Capire la rivolta araba

Per molto tempo avremo a che fare con la rivolta araba e per molto tempo dovremo spingere la ragione a conoscere e comprendere la situazione

Per molto tempo avremo a che fare con la rivolta araba e per molto tempo dovremo spingere la ragione a conoscere e comprendere una situazione la cui complessità è troppo alta. Alcuni elementi appaiono comunque chiari, e tra questi il primo e più importante è che le singole vicende nazionali sono molto differenti l’una dall’altra.

In Bahrein e in altri Paesi del Golfo conta la frattura sempre più grave tra sunniti e sciiti rilanciata da quella specie di guerra civile in atto in Iraq e potenziale in Libano. In Tunisia hanno contato l’insofferenza delle generazioni istruite e la presa soffocante sull’intero Paese della famiglia (e cioè di alcune centinaia di persone) della moglie del presidente Ben Ali. In Egitto le condizioni di povertà estrema di quasi metà della popolazione e la mancanza di prospettive sul futuro. In Libia è certamente forte la componente islamista assieme alla massiccia ripulsa della figura del Colonnello e del suo clan.

L’Algeria si colloca a metà strada tra Egitto e Libia e così lo Yemen. In Iran, di cui si sta parlando troppo poco, si tratta della vecchia e pura insopportabilità del dispotismo islamico degli ayatollah. Perciò ci saranno sviluppi diversificati ed è probabile che prima o poi arriveranno anche gli altri: la cupa Siria o le monarchie “illuminate” di Giordania e Marocco o addirittura l’Arabia Saudita. Ma non è certo, dipenderà da come i rispettivi governanti sapranno sopravvivere al tramonto dei loro vicini.

Ma se sono così diverse le situazioni, come è potuto propagarsi l’incendio scoppiato all’inizio nella piccola e poco influente Tunisia? Perché è evidente che ci sono dei fattori comuni e uno di questi è proprio l’“arabità”, il sentimento di far parte di uno stesso “mondo” al di là di tutti i particolarismi nazionali, a volte ferocemente incentivati dai leader (ancora voglio citare un illuminante libretto: L’infelicità degli arabi del giornalista libanese assassinato nel 2005 Samir Kassir).

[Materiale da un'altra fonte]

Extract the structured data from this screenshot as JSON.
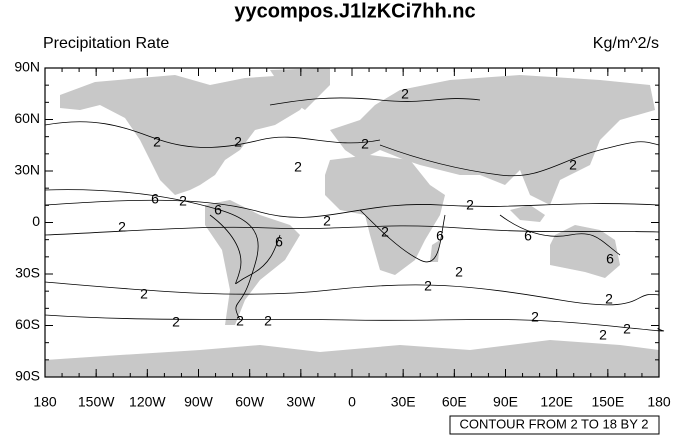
{
  "chart_data": {
    "type": "contour-map",
    "title": "yycompos.J1lzKCi7hh.nc",
    "left_label": "Precipitation Rate",
    "right_label": "Kg/m^2/s",
    "xlim": [
      -180,
      180
    ],
    "ylim": [
      -90,
      90
    ],
    "xticks": [
      {
        "value": -180,
        "label": "180"
      },
      {
        "value": -150,
        "label": "150W"
      },
      {
        "value": -120,
        "label": "120W"
      },
      {
        "value": -90,
        "label": "90W"
      },
      {
        "value": -60,
        "label": "60W"
      },
      {
        "value": -30,
        "label": "30W"
      },
      0,
      {
        "value": 30,
        "label": "30E"
      },
      {
        "value": 60,
        "label": "60E"
      },
      {
        "value": 90,
        "label": "90E"
      },
      {
        "value": 120,
        "label": "120E"
      },
      {
        "value": 150,
        "label": "150E"
      },
      180
    ],
    "yticks": [
      {
        "value": -90,
        "label": "90S"
      },
      {
        "value": -60,
        "label": "60S"
      },
      {
        "value": -30,
        "label": "30S"
      },
      0,
      {
        "value": 30,
        "label": "30N"
      },
      {
        "value": 60,
        "label": "60N"
      },
      {
        "value": 90,
        "label": "90N"
      }
    ],
    "contour_labels": [
      2,
      2,
      2,
      2,
      2,
      2,
      6,
      2,
      6,
      2,
      2,
      2,
      2,
      6,
      6,
      6,
      2,
      2,
      2,
      6,
      2,
      2,
      2,
      2,
      2,
      2,
      2
    ],
    "info_label": "CONTOUR FROM 2 TO 18 BY 2"
  }
}
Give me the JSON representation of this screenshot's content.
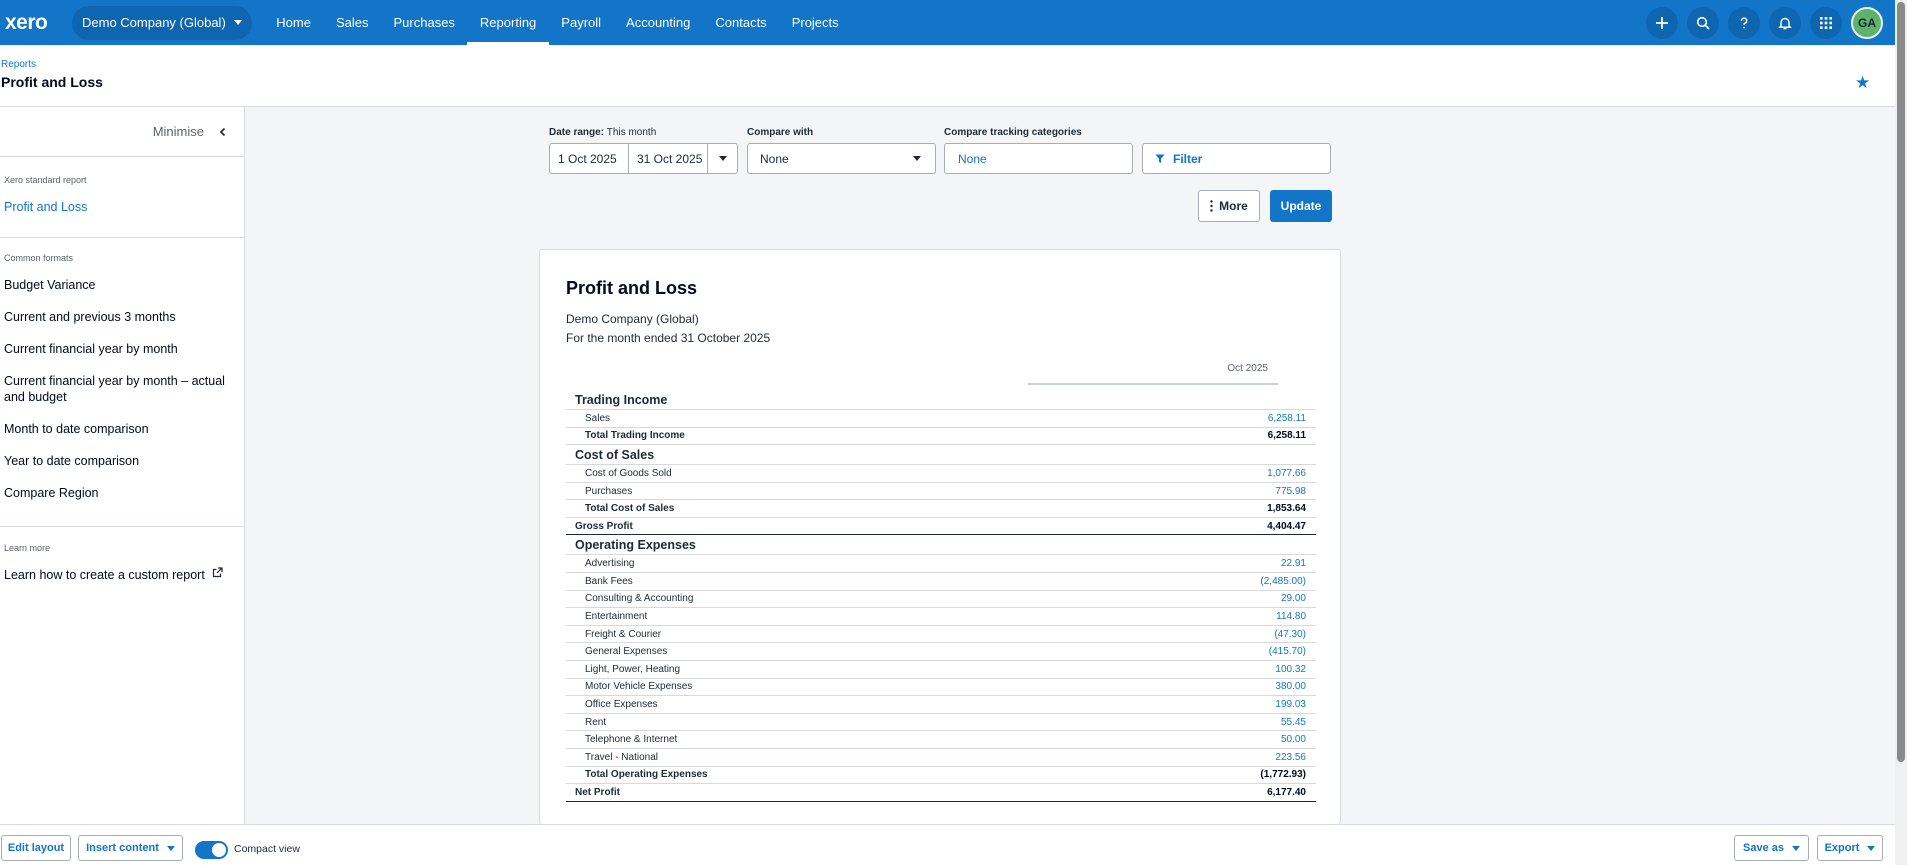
{
  "topnav": {
    "logo": "xero",
    "org": "Demo Company (Global)",
    "items": [
      "Home",
      "Sales",
      "Purchases",
      "Reporting",
      "Payroll",
      "Accounting",
      "Contacts",
      "Projects"
    ],
    "active": "Reporting",
    "avatar": "GA",
    "icons": [
      "plus-icon",
      "search-icon",
      "help-icon",
      "bell-icon",
      "apps-grid-icon"
    ]
  },
  "header": {
    "breadcrumb": "Reports",
    "title": "Profit and Loss"
  },
  "sidebar": {
    "minimise": "Minimise",
    "standard_head": "Xero standard report",
    "standard_item": "Profit and Loss",
    "formats_head": "Common formats",
    "formats": [
      "Budget Variance",
      "Current and previous 3 months",
      "Current financial year by month",
      "Current financial year by month – actual and budget",
      "Month to date comparison",
      "Year to date comparison",
      "Compare Region"
    ],
    "learn_head": "Learn more",
    "learn_item": "Learn how to create a custom report"
  },
  "controls": {
    "date_range_label": "Date range:",
    "date_range_value": "This month",
    "from": "1 Oct 2025",
    "to": "31 Oct 2025",
    "compare_label": "Compare with",
    "compare_value": "None",
    "tracking_label": "Compare tracking categories",
    "tracking_value": "None",
    "filter": "Filter",
    "more": "More",
    "update": "Update"
  },
  "report": {
    "title": "Profit and Loss",
    "org": "Demo Company (Global)",
    "period": "For the month ended 31 October 2025",
    "column": "Oct 2025",
    "rows": [
      {
        "kind": "section",
        "name": "Trading Income",
        "value": ""
      },
      {
        "kind": "line",
        "name": "Sales",
        "value": "6,258.11"
      },
      {
        "kind": "total",
        "name": "Total Trading Income",
        "value": "6,258.11"
      },
      {
        "kind": "section",
        "name": "Cost of Sales",
        "value": ""
      },
      {
        "kind": "line",
        "name": "Cost of Goods Sold",
        "value": "1,077.66"
      },
      {
        "kind": "line",
        "name": "Purchases",
        "value": "775.98"
      },
      {
        "kind": "total",
        "name": "Total Cost of Sales",
        "value": "1,853.64"
      },
      {
        "kind": "grand",
        "name": "Gross Profit",
        "value": "4,404.47"
      },
      {
        "kind": "section",
        "name": "Operating Expenses",
        "value": ""
      },
      {
        "kind": "line",
        "name": "Advertising",
        "value": "22.91"
      },
      {
        "kind": "line",
        "name": "Bank Fees",
        "value": "(2,485.00)"
      },
      {
        "kind": "line",
        "name": "Consulting & Accounting",
        "value": "29.00"
      },
      {
        "kind": "line",
        "name": "Entertainment",
        "value": "114.80"
      },
      {
        "kind": "line",
        "name": "Freight & Courier",
        "value": "(47.30)"
      },
      {
        "kind": "line",
        "name": "General Expenses",
        "value": "(415.70)"
      },
      {
        "kind": "line",
        "name": "Light, Power, Heating",
        "value": "100.32"
      },
      {
        "kind": "line",
        "name": "Motor Vehicle Expenses",
        "value": "380.00"
      },
      {
        "kind": "line",
        "name": "Office Expenses",
        "value": "199.03"
      },
      {
        "kind": "line",
        "name": "Rent",
        "value": "55.45"
      },
      {
        "kind": "line",
        "name": "Telephone & Internet",
        "value": "50.00"
      },
      {
        "kind": "line",
        "name": "Travel - National",
        "value": "223.56"
      },
      {
        "kind": "total",
        "name": "Total Operating Expenses",
        "value": "(1,772.93)"
      },
      {
        "kind": "grand",
        "name": "Net Profit",
        "value": "6,177.40"
      }
    ]
  },
  "bottombar": {
    "edit_layout": "Edit layout",
    "insert_content": "Insert content",
    "compact_view": "Compact view",
    "save_as": "Save as",
    "export": "Export"
  }
}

In tempi moderni uno dei collanti di questo sentimento profondo è l’ostilità contro Israele, in uno spettro che va dalla critica alla politica dello Stato di Israele, diffusa negli ambienti cristiani, all’antisemitismo vero e proprio. È un elemento tra i tanti, ma tra i più contundenti: basti pensare al comizio-predica di Youssouf Qaradawi nella piazza del Cairo di qualche giorno fa.

 

Un secondo fattore è l’esplosione contagiosa del desiderio di una nuova vita: la libertà, soprattutto, nelle sue espressioni civili economiche sociali individuali, e poi il bisogno di maggior benessere, conoscenza, autenticità.

 

Un terzo è la cancrena terminale del modello dei regimi autoritari “laici” o a basso tasso di islamismo, quelli nati dal baathismo, dal nasserismo, dai colpi di Stato; un modello che in campo religioso era impostato sullo scambio “preghiera nelle moschee e poteri al rais”, includendo in esso una certa libertà religiosa per le minoranze cristiane – e da qui dipendono gli odierni timori delle gerarchie delle chiese.

Oggi tutti, in Oriente e Occidente, ci domandiamo ansiosamente cosa succederà. Alcuni sono già iscritti al partito del “si stava meglio quando si stava peggio”, altri a quello del tardivo recupero della già fallita “Freedom Agenda” di Bush, altri ancora sono dilaniati dal dilemma democrazia-stabilità. Di fatto sono tutte posizione anacronistiche, cioè fuori tempo, fuori da una realtà che straripa come i fiumi d’autunno e che porta con sé il facile e il difficile, il chiaro e l’incomprensibile, il fondamentalismo islamico e la mossa imperiosa della libertà, i sussulti di un vecchio mondo e i germogli di una nuova comprensione tra cristiani e musulmani, il mistero stesso di una serie di eventi così sconvolgenti (il mistero è connaturato alla realtà).

 

Questa realtà non verrà ingabbiata dagli schemi, né fermata dalle paure, ma continuerà a sfidare gli uni e le altre. E a provocarci con il suo richiamo: costruire, costruire, costruire.